If you didn't see HBO's The Wire when it was on, go rent the DVDs...now. Maybe the best show ever. If you are a fan, you know one of the overriding themes is that politics/positioning trumps reality every, single, time. The police department can never publish 'clean stats' on crime because everyone's agenda gets in the way.
When it comes to stats for web based properties (sites and software tools) you can almost never get a clean read on the metrics that matter for two reasons:
1. The 'third party' tools like Alexa, Compete, Quantcast are terrible. And believe me, I say this even when Compete and Alexa overstate CoveritLive's ranking and traffic. This is not a, "wah, wah...we're bigger than they say we are" kind of thing.
2. Companies then layer on the positioning by picking and promoting only the good news as well as fundamentally not understanding what metrics actually matter.
In the long run, I hope we continue to build our reputation on telling our users (and the media) only what matters and making sure it's accurate. I've seen enough evidence that this can win out in the end (though it can be frustrating listening to people not adhering to that standard).
Here is what matters to us, and should matter most to our users:
1. How many people clicked the 'watch now' button on your live event. We know requiring a 'click' eliminated around 50% of 'readers' that were just bots. Some of our users asked, "why did my reader stats drop off so much?". The incentive to leave that metric the old way was strong. We could tell you that 14,000 people read your live blog, but we know the real number was more like 2,300. I wonder why CPM rates are so low?
2. How many readers stayed online for more than 1 minute. The whole point of CiL is to help create engaging events for our users and their readers. Companies like Mogulus understand that duration is going to become far more important than pageviews.

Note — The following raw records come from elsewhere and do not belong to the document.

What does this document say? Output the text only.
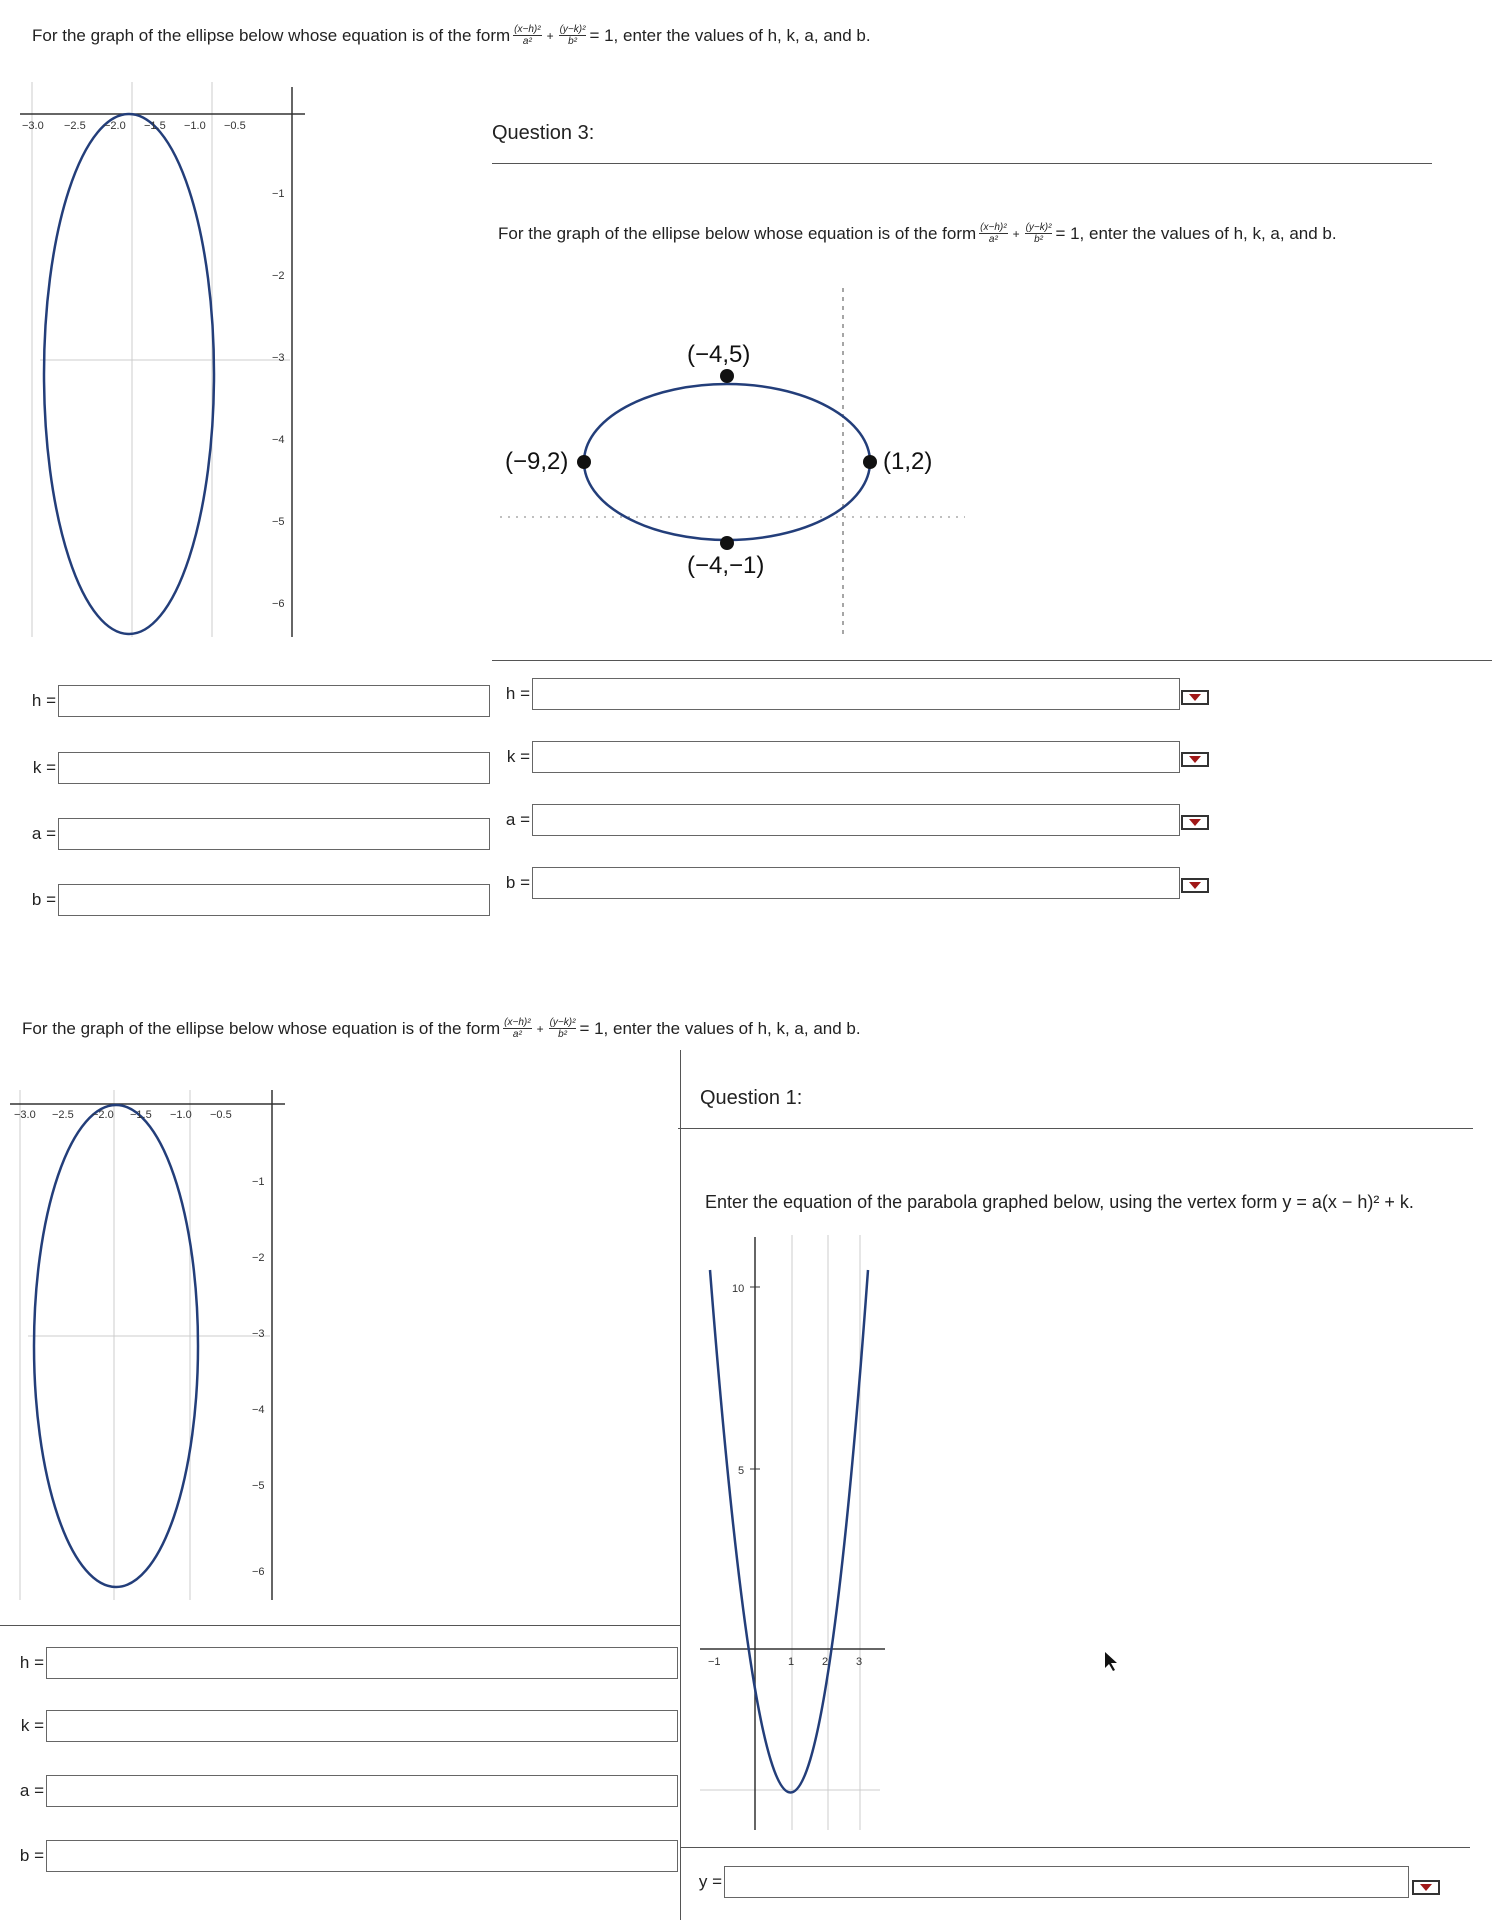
For the graph of the ellipse below whose equation is of the form $\frac{\text{(x−h)²}}{\text{a²}} + \frac{\text{(y−k)²}}{\text{b²}} = 1$, enter the values of h, k, a, and b.
−3.0 −2.5 −2.0 −1.5 −1.0 −0.5
−1
−2
−3
−4
−5
−6
h =
k =
a =
b =
Question 3:
For the graph of the ellipse below whose equation is of the form $\frac{\text{(x−h)²}}{\text{a²}} + \frac{\text{(y−k)²}}{\text{b²}} = 1$, enter the values of h, k, a, and b.
(−4,5)
(−9,2)	(1,2)
(−4,−1)
h =
k =
a =
b =
For the graph of the ellipse below whose equation is of the form $\frac{\text{(x−h)²}}{\text{a²}} + \frac{\text{(y−k)²}}{\text{b²}} = 1$, enter the values of h, k, a, and b.
−3.0 −2.5 −2.0 −1.5 −1.0 −0.5
−1
−2
−3
−4
−5
−6
h =
k =
a =
b =
Question 1:
Enter the equation of the parabola graphed below, using the vertex form y = a(x − h)² + k.
10
5
−1	1	2	3
y =
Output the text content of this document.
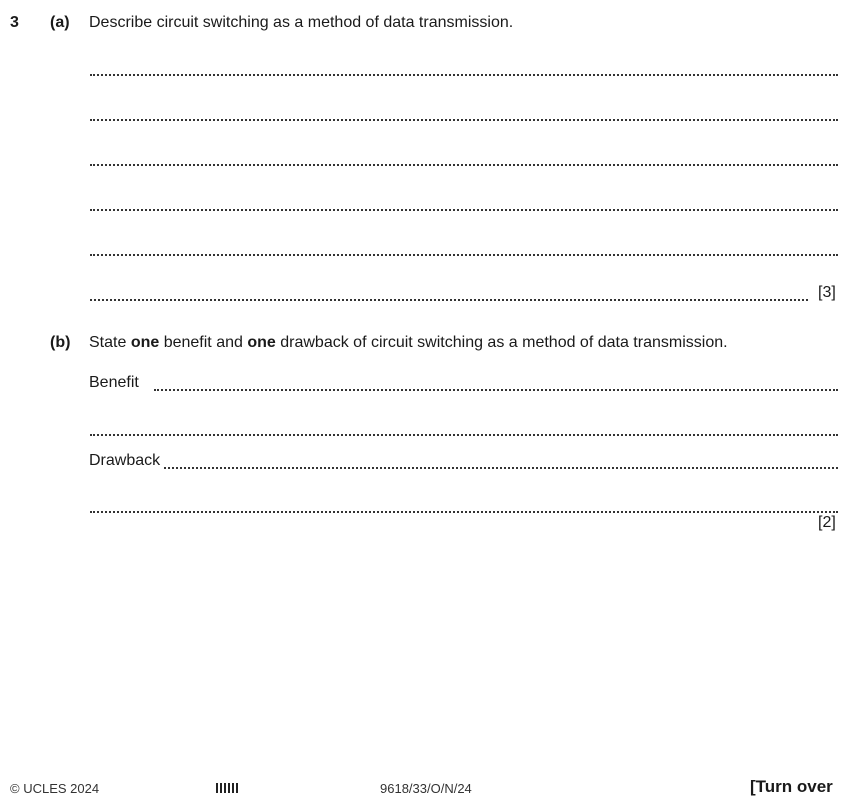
3 (a) Describe circuit switching as a method of data transmission.
[3]
(b) State one benefit and one drawback of circuit switching as a method of data transmission.
Benefit
Drawback
[2]
© UCLES 2024	9618/33/O/N/24	[Turn over
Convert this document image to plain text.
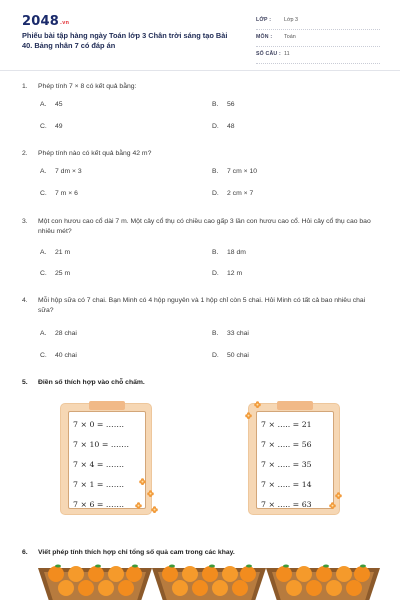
$2048^{.vn}$
Phiếu bài tập hàng ngày Toán lớp 3 Chân trời sáng tạo Bài 40. Bảng nhân 7 có đáp án
LỚP : Lớp 3
MÔN : Toán
SỐ CÂU : 11
1. Phép tính 7 × 8 có kết quả bằng:
A. 45	B. 56
C. 49	D. 48
2. Phép tính nào có kết quả bằng 42 m?
A. 7 dm × 3	B. 7 cm × 10
C. 7 m × 6	D. 2 cm × 7
3. Một con hươu cao cổ dài 7 m. Một cây cổ thụ có chiều cao gấp 3 lần con hươu cao cổ. Hỏi cây cổ thụ cao bao nhiêu mét?
A. 21 m	B. 18 dm
C. 25 m	D. 12 m
4. Mỗi hộp sữa có 7 chai. Bạn Minh có 4 hộp nguyên và 1 hộp chỉ còn 5 chai. Hỏi Minh có tất cả bao nhiêu chai sữa?
A. 28 chai	B. 33 chai
C. 40 chai	D. 50 chai
5. Điền số thích hợp vào chỗ chấm.
7 × 0 = …….
7 × 10 = …….
7 × 4 = …….
7 × 1 = …….
7 × 6 = …….
7 × ….. = 21
7 × ….. = 56
7 × ….. = 35
7 × ….. = 14
7 × ….. = 63
6. Viết phép tính thích hợp chỉ tổng số quả cam trong các khay.
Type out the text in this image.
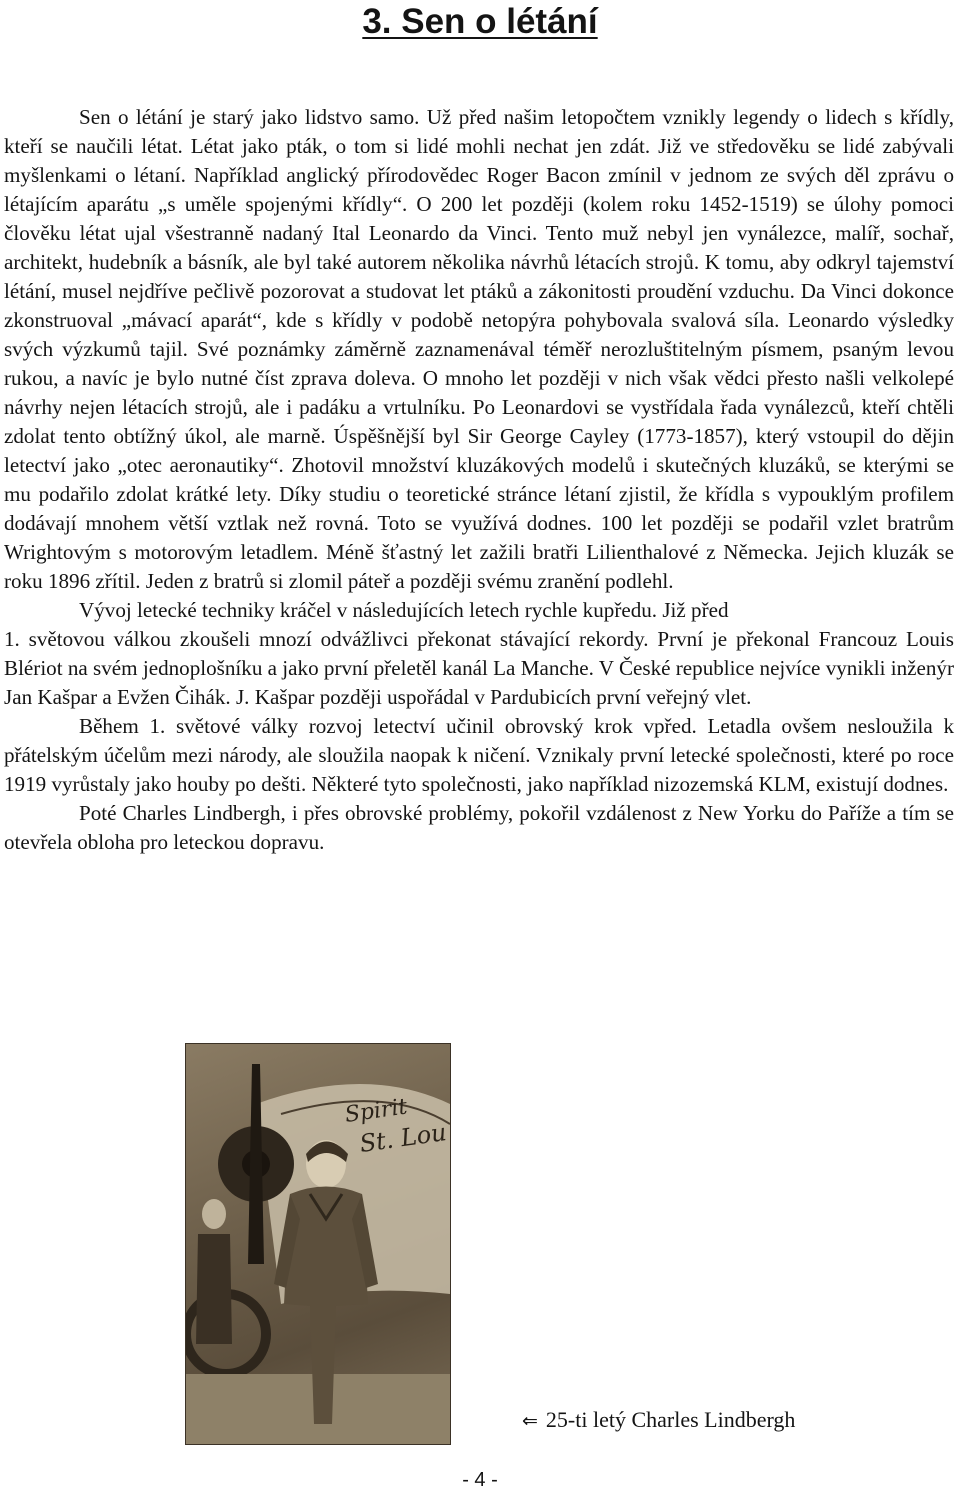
3. Sen o létání

Sen o létání je starý jako lidstvo samo. Už před našim letopočtem vznikly legendy o lidech s křídly, kteří se naučili létat. Létat jako pták, o tom si lidé mohli nechat jen zdát. Již ve středověku se lidé zabývali myšlenkami o létaní. Například anglický přírodovědec Roger Bacon zmínil v jednom ze svých děl zprávu o létajícím aparátu „s uměle spojenými křídly“. O 200 let později (kolem roku 1452-1519) se úlohy pomoci člověku létat ujal všestranně nadaný Ital Leonardo da Vinci. Tento muž nebyl jen vynálezce, malíř, sochař, architekt, hudebník a básník, ale byl také autorem několika návrhů létacích strojů. K tomu, aby odkryl tajemství létání, musel nejdříve pečlivě pozorovat a studovat let ptáků a zákonitosti proudění vzduchu. Da Vinci dokonce zkonstruoval „mávací aparát“, kde s křídly v podobě netopýra pohybovala svalová síla. Leonardo výsledky svých výzkumů tajil. Své poznámky záměrně zaznamenával téměř nerozluštitelným písmem, psaným levou rukou, a navíc je bylo nutné číst zprava doleva. O mnoho let později v nich však vědci přesto našli velkolepé návrhy nejen létacích strojů, ale i padáku a vrtulníku. Po Leonardovi se vystřídala řada vynálezců, kteří chtěli zdolat tento obtížný úkol, ale marně. Úspěšnější byl Sir George Cayley (1773-1857), který vstoupil do dějin letectví jako „otec aeronautiky“. Zhotovil množství kluzákových modelů i skutečných kluzáků, se kterými se mu podařilo zdolat krátké lety. Díky studiu o teoretické stránce létaní zjistil, že křídla s vypouklým profilem dodávají mnohem větší vztlak než rovná. Toto se využívá dodnes. 100 let později se podařil vzlet bratrům Wrightovým s motorovým letadlem. Méně šťastný let zažili bratři Lilienthalové z Německa. Jejich kluzák se roku 1896 zřítil. Jeden z bratrů si zlomil páteř a později svému zranění podlehl.

Vývoj letecké techniky kráčel v následujících letech rychle kupředu. Již před

1. světovou válkou zkoušeli mnozí odvážlivci překonat stávající rekordy. První je překonal Francouz Louis Blériot na svém jednoplošníku a jako první přeletěl kanál La Manche. V České republice nejvíce vynikli inženýr Jan Kašpar a Evžen Čihák. J. Kašpar později uspořádal v Pardubicích první veřejný vlet.

Během 1. světové války rozvoj letectví učinil obrovský krok vpřed. Letadla ovšem nesloužila k přátelským účelům mezi národy, ale sloužila naopak k ničení. Vznikaly první letecké společnosti, které po roce 1919 vyrůstaly jako houby po dešti. Některé tyto společnosti, jako například nizozemská KLM, existují dodnes.

Poté Charles Lindbergh, i přes obrovské problémy, pokořil vzdálenost z New Yorku do Paříže a tím se otevřela obloha pro leteckou dopravu.

Spirit
St. Lou
⇐ 25-ti letý Charles Lindbergh
- 4 -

3. How many readers clicked on the Replay. The 30,000+ live events run on our software (yes, that's a real number) tell us that the Replay readership is typically around 50% of readership when the event was Live. It is a huge benefit to keep your Replay up where your readers can find it. They do read them.
4. Repeat usage. Newsweek has been a great user of ours. They like us, we like them but they see us as important for marquee events (elections, debates, the Oscars). We need to become part of their core reporting structure. The Houston Chronicle also likes us but they use us for weather, local politics, sports, reader Q&A, music and have used the software over 250+ times. For us, that is success and is probably the most important metric we look at.
And since I'm not running for office any time soon, maybe I can stay true to what I just said.